Tūī Grove was formed in 2006 off Wairau Road in Ōākura. The name was suggested by the developer because of the many birds living in the bush around the new street. There was already a Tūī Place in Bell Block and a Tūī Street in Ōhura, that little township going so far as to to name all its streets after native birds before the First World War.
Tūī (Prosthemadera novaeseelandiae) were nicknamed parson birds by European settlers, on account of their white throat feathers. The birds were admired for their melodious song but also cooked in pies and their iridescent feathers used for decoration. Māori loved tūī as well – William Walter Smith, head gardener at Pukekura Park and an expert on New Zealand birds, described in 1909 how Māori chiefs would capture and train them to sing specific tunes and even mimic human speech.
One of the earliest mentions of tūī in a local newspaper occurred in the Taranaki Herald in 1868. At a recent meeting of the Taranaki Agricultural Society, a Mr Joll spoke of the need to protect native birds like the tūī, numbers of which he believed were steadily diminishing. On his property “there were not a quarter so many as there were a few years since”, a situation he blamed in part on wild cats.
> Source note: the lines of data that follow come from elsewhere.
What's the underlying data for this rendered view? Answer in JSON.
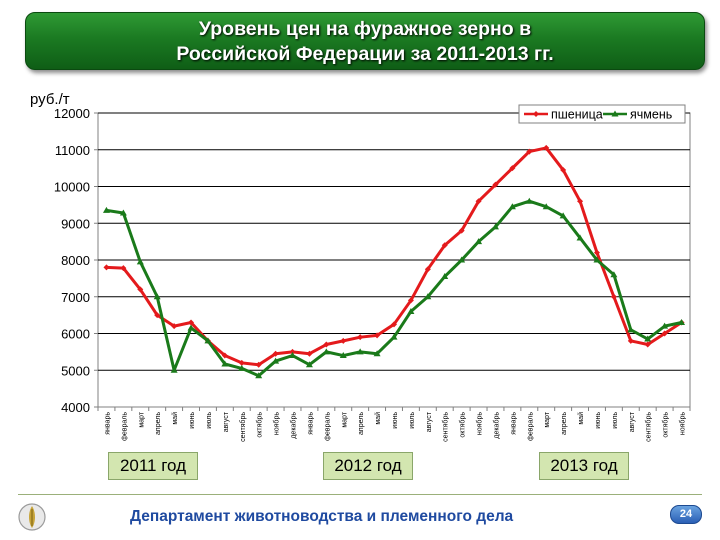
{
  "slide": {
    "title_line1": "Уровень цен на фуражное зерно в",
    "title_line2": "Российской Федерации за 2011-2013 гг.",
    "years": [
      "2011 год",
      "2012 год",
      "2013 год"
    ],
    "footer": "Департамент животноводства и племенного дела",
    "page_number": "24"
  },
  "chart_data": {
    "type": "line",
    "ylabel": "руб./т",
    "ylim": [
      4000,
      12000
    ],
    "yticks": [
      4000,
      5000,
      6000,
      7000,
      8000,
      9000,
      10000,
      11000,
      12000
    ],
    "grid": true,
    "legend_position": "top-right",
    "categories": [
      "январь",
      "февраль",
      "март",
      "апрель",
      "май",
      "июнь",
      "июль",
      "август",
      "сентябрь",
      "октябрь",
      "ноябрь",
      "декабрь",
      "январь",
      "февраль",
      "март",
      "апрель",
      "май",
      "июнь",
      "июль",
      "август",
      "сентябрь",
      "октябрь",
      "ноябрь",
      "декабрь",
      "январь",
      "февраль",
      "март",
      "апрель",
      "май",
      "июнь",
      "июль",
      "август",
      "сентябрь",
      "октябрь",
      "ноябрь"
    ],
    "series": [
      {
        "name": "пшеница",
        "color": "#e41a1c",
        "marker": "diamond",
        "values": [
          7800,
          7780,
          7200,
          6500,
          6200,
          6300,
          5800,
          5400,
          5200,
          5150,
          5450,
          5500,
          5450,
          5700,
          5800,
          5900,
          5950,
          6250,
          6900,
          7750,
          8400,
          8800,
          9600,
          10050,
          10500,
          10950,
          11050,
          10450,
          9600,
          8200,
          7000,
          5800,
          5700,
          6000,
          6300
        ]
      },
      {
        "name": "ячмень",
        "color": "#1a7a1a",
        "marker": "triangle",
        "values": [
          9350,
          9280,
          7950,
          7000,
          5000,
          6150,
          5800,
          5170,
          5050,
          4850,
          5250,
          5400,
          5150,
          5500,
          5400,
          5500,
          5450,
          5900,
          6600,
          7000,
          7550,
          8000,
          8500,
          8900,
          9450,
          9600,
          9450,
          9200,
          8600,
          8000,
          7600,
          6100,
          5850,
          6200,
          6300
        ]
      }
    ]
  }
}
In recommending an Act be passed to save the species, Joll was ahead of his time – it would take another five years for the government to give tūī legal protection, the first native bird to be fully safeguarded in this way. The measure clearly worked because there are now more than two million of the beloved songbirds, with Christchurch our only major city without a breeding population.
Tūī featured on New Zealand’s one penny coin from 1940 to 1964 and have been used to advertise everything from beer to campervans.